Como é importante o ato de se doar na vida de qualquer pessoa. É a alegria de se sentir útil e de saber que está auxiliando o próximo a ser feliz. A própria natureza como sempre, tem muito que nos ensinar, basta que possamos observá-la. Ensinamentos simples, porém significantes, os quais necessitaríamos ter como exemplos em nossa vida. É a árvore que doa sua sombra e seus frutos.
É a flor que doa seu aroma.

É a abelha que doa o mel que é o fruto de seu trabalho.

Existem vários outros exemplos que estão aí para serem observados.Tudo está a serviço do Criador e das criaturas. No entanto, a grande maioria dos seres humanos ainda insiste em caminharem como altistas, vivendo apenas para si próprio, tendo como crença que são auto-suficientes e que não precisam de ninguém.

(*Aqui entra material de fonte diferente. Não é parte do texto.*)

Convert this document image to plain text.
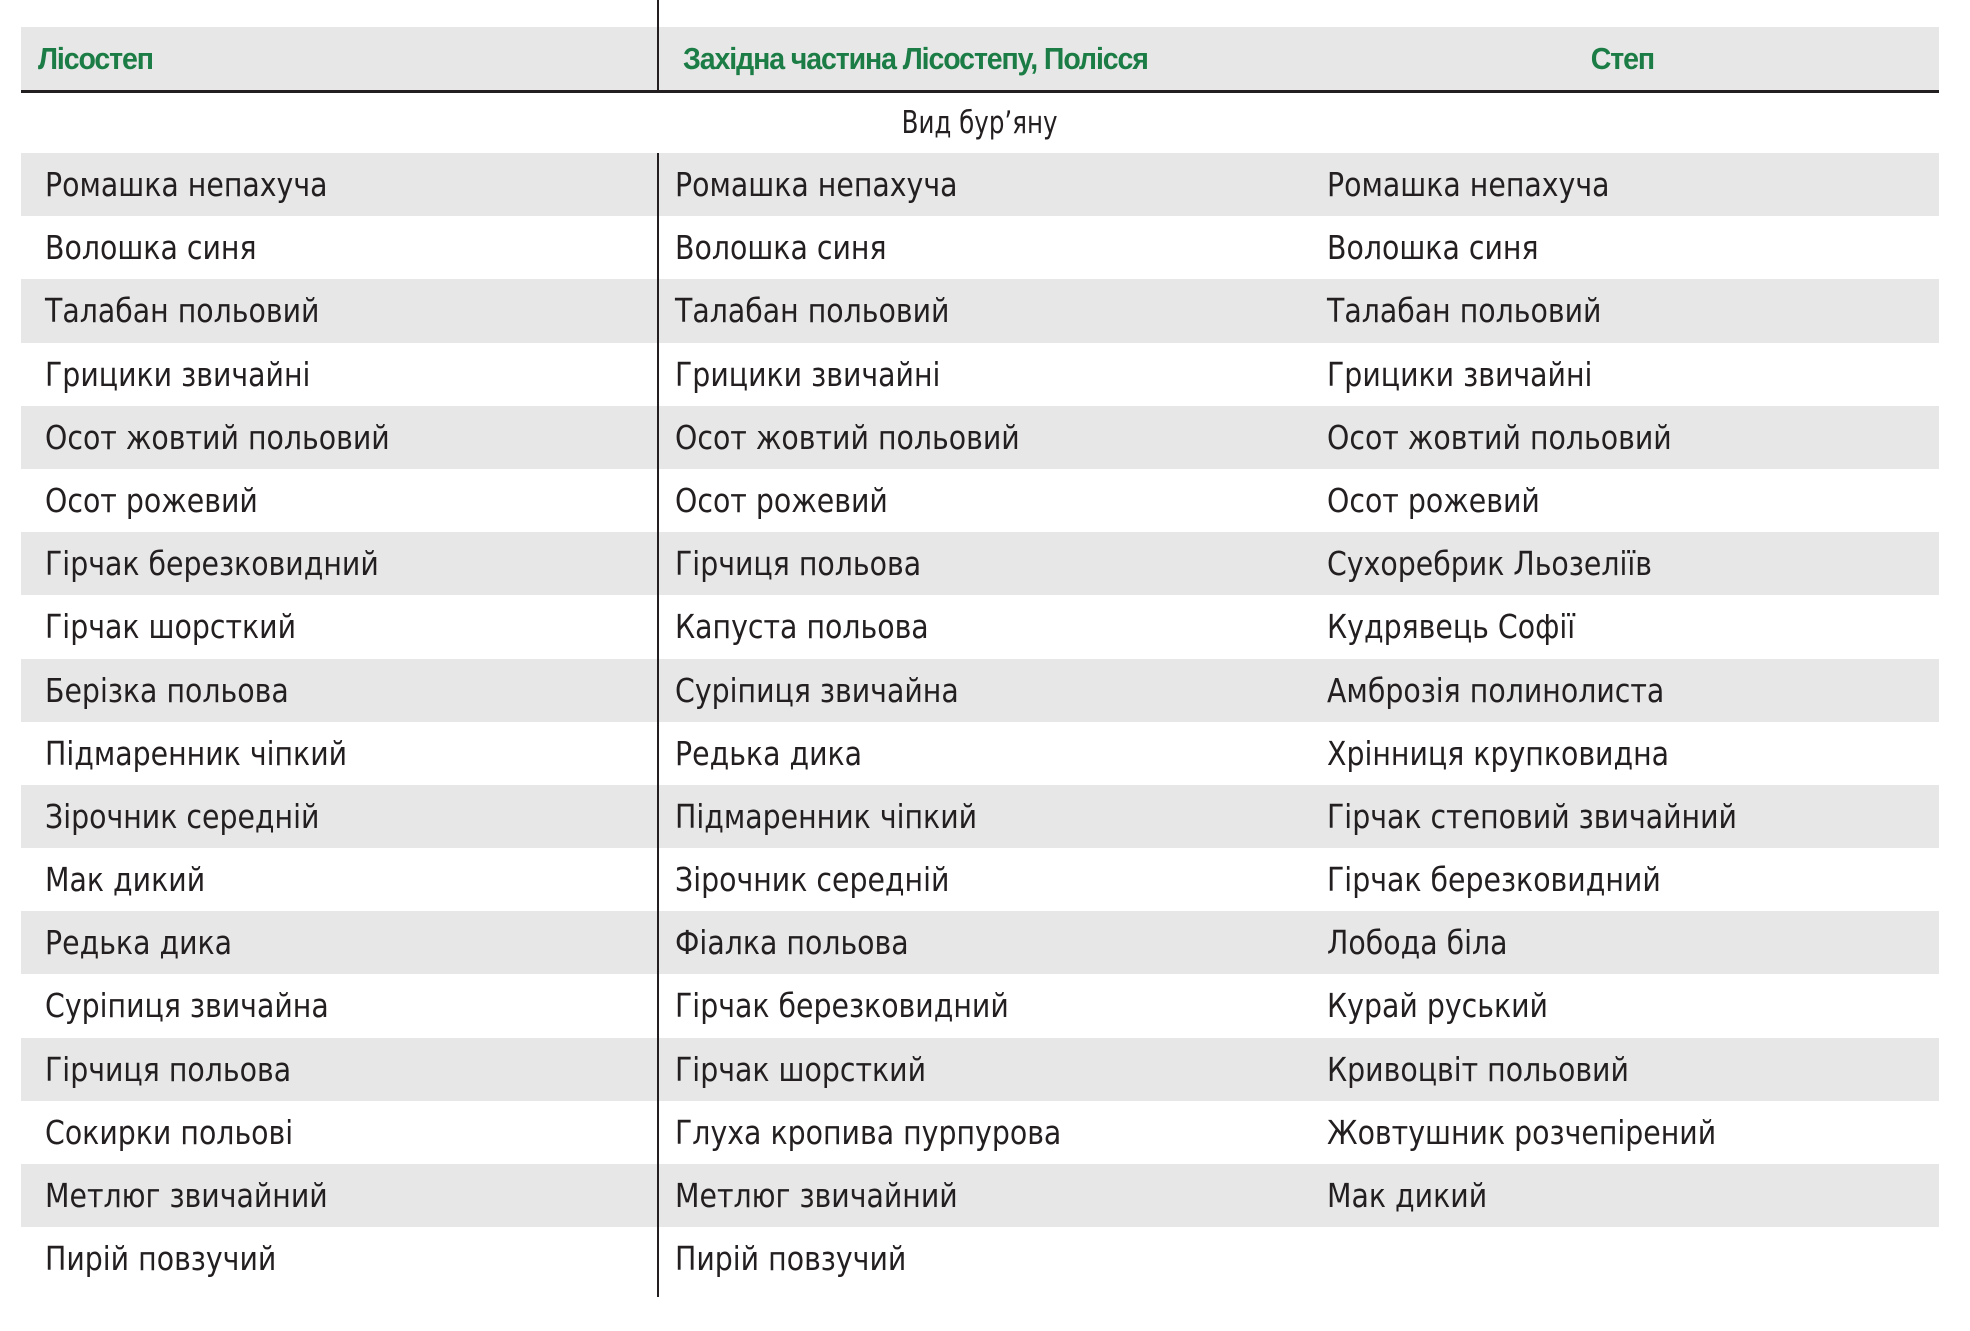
Лісостеп	Західна частина Лісостепу, Полісся	Степ
Вид бур’яну
Ромашка непахуча	Ромашка непахуча	Ромашка непахуча
Волошка синя	Волошка синя	Волошка синя
Талабан польовий	Талабан польовий	Талабан польовий
Грицики звичайні	Грицики звичайні	Грицики звичайні
Осот жовтий польовий	Осот жовтий польовий	Осот жовтий польовий
Осот рожевий	Осот рожевий	Осот рожевий
Гірчак березковидний	Гірчиця польова	Сухоребрик Льозеліїв
Гірчак шорсткий	Капуста польова	Кудрявець Софії
Берізка польова	Суріпиця звичайна	Амброзія полинолиста
Підмаренник чіпкий	Редька дика	Хрінниця крупковидна
Зірочник середній	Підмаренник чіпкий	Гірчак степовий звичайний
Мак дикий	Зірочник середній	Гірчак березковидний
Редька дика	Фіалка польова	Лобода біла
Суріпиця звичайна	Гірчак березковидний	Курай руський
Гірчиця польова	Гірчак шорсткий	Кривоцвіт польовий
Сокирки польові	Глуха кропива пурпурова	Жовтушник розчепірений
Метлюг звичайний	Метлюг звичайний	Мак дикий
Пирій повзучий	Пирій повзучий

Porém, a vida com seus ensinamentos sempre trará a lição necessária, pois todos temos algo para doar, dons que podem servir como auxílio aos mais necessitados.
A natureza assim já o faz e como fazemos parte da natureza, deveríamos também seguir seus exemplos, usando o nosso potencial em benefício do outro.

Uns tem o potencial no falar, outros a paciência do ouvir, outros no cantar, outros na escrita, outros de ensinar. Todos possuem um dom que poderiam usar com amor e dedicação.
A alegria não só é de quem recebe, mas também do doador.

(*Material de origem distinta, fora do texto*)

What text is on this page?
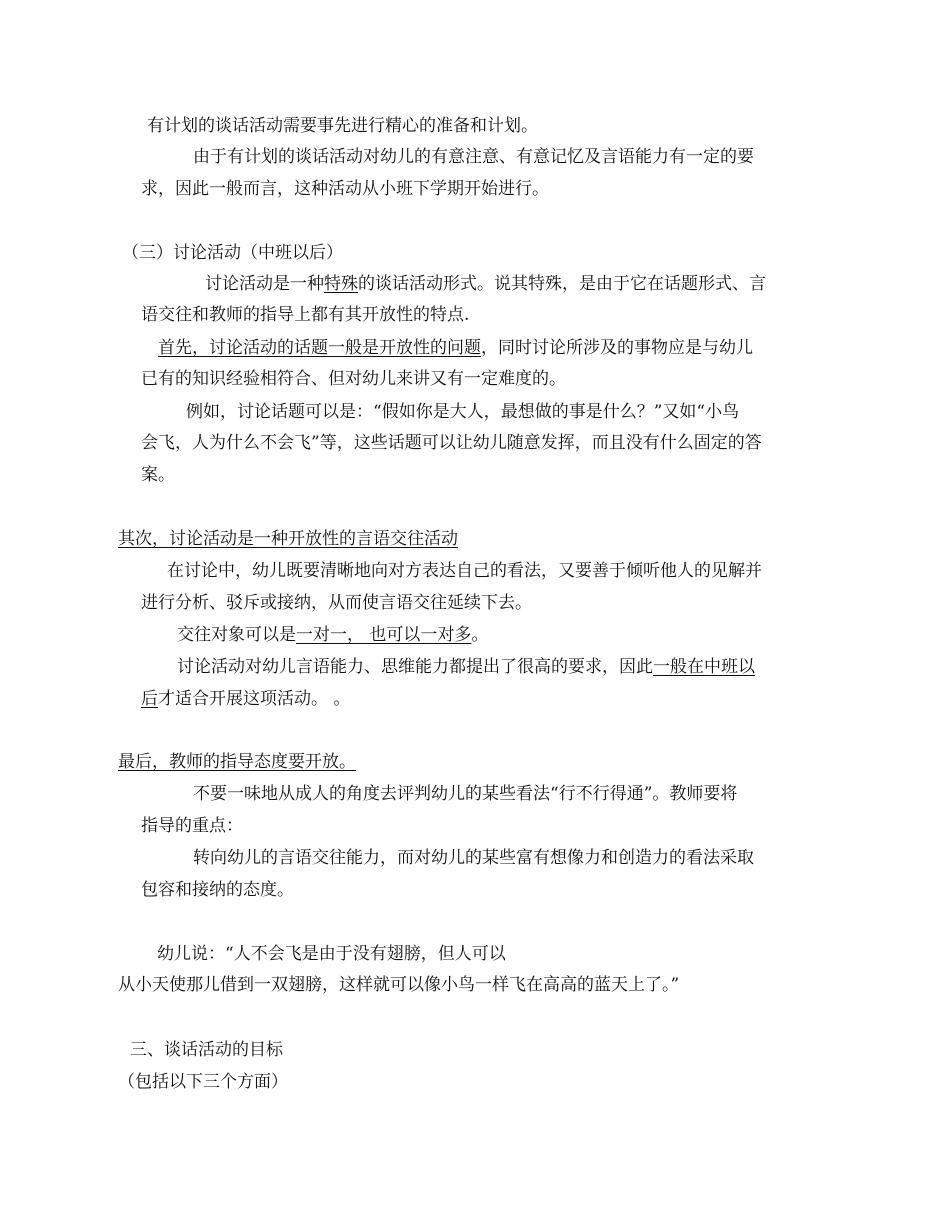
有计划的谈话活动需要事先进行精心的准备和计划。
由于有计划的谈话活动对幼儿的有意注意、有意记忆及言语能力有一定的要
求，因此一般而言，这种活动从小班下学期开始进行。
（三）讨论活动（中班以后）
讨论活动是一种特殊的谈话活动形式。说其特殊，是由于它在话题形式、言
语交往和教师的指导上都有其开放性的特点.
首先，讨论活动的话题一般是开放性的问题，同时讨论所涉及的事物应是与幼儿
已有的知识经验相符合、但对幼儿来讲又有一定难度的。
例如，讨论话题可以是：“假如你是大人，最想做的事是什么？”又如“小鸟
会飞，人为什么不会飞”等，这些话题可以让幼儿随意发挥，而且没有什么固定的答
案。
其次，讨论活动是一种开放性的言语交往活动
在讨论中，幼儿既要清晰地向对方表达自己的看法，又要善于倾听他人的见解并
进行分析、驳斥或接纳，从而使言语交往延续下去。
交往对象可以是一对一， 也可以一对多。
讨论活动对幼儿言语能力、思维能力都提出了很高的要求，因此一般在中班以
后才适合开展这项活动。 。
最后，教师的指导态度要开放。
不要一味地从成人的角度去评判幼儿的某些看法“行不行得通”。教师要将
指导的重点：
转向幼儿的言语交往能力，而对幼儿的某些富有想像力和创造力的看法采取
包容和接纳的态度。
幼儿说：“人不会飞是由于没有翅膀，但人可以
从小天使那儿借到一双翅膀，这样就可以像小鸟一样飞在高高的蓝天上了。”
三、谈话活动的目标
（包括以下三个方面）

O ato de doar, não é simplesmente tirar do bolso o que está sobrando. É fazer com o coração alegre, de saber que está cooperando com o Criador, que nos doou a vida para sermos felizes, auxiliando o próximo também a ser feliz.

A melhor forma de nos doar é nos colocar no lugar do outro que necessita de ajuda, deixando com que a intuição nos indique, o que podemos auxiliar sem interferir no seu livre-arbítrio.
Uma oração, um bom pensamento, um sorriso são procedimentos tão simples, porém que tanto auxiliam.

O importante é não deixar com que o coração se endureça, tornando-se egoísta e vivendo apenas para si próprio.
Deixemos que DEUS possa agir em nossas vidas, nos tornando canais da luz e do amor, para que esse planeta venha a ter vida em abundância.

Não deixemos que o egocentrismo destrua esta humanidade.
Que cada um de nós busque descobrir a melhor forma de se doar, no momento e na hora certa, onde haja a necessidade.

Nosso planeta é nossa casa e somos todos uma Grande Família.

Cuidemos para que nossa casa e nossa família vivam o melhor possível, auxiliando-nos uns aos outros.

Sejam Felizes!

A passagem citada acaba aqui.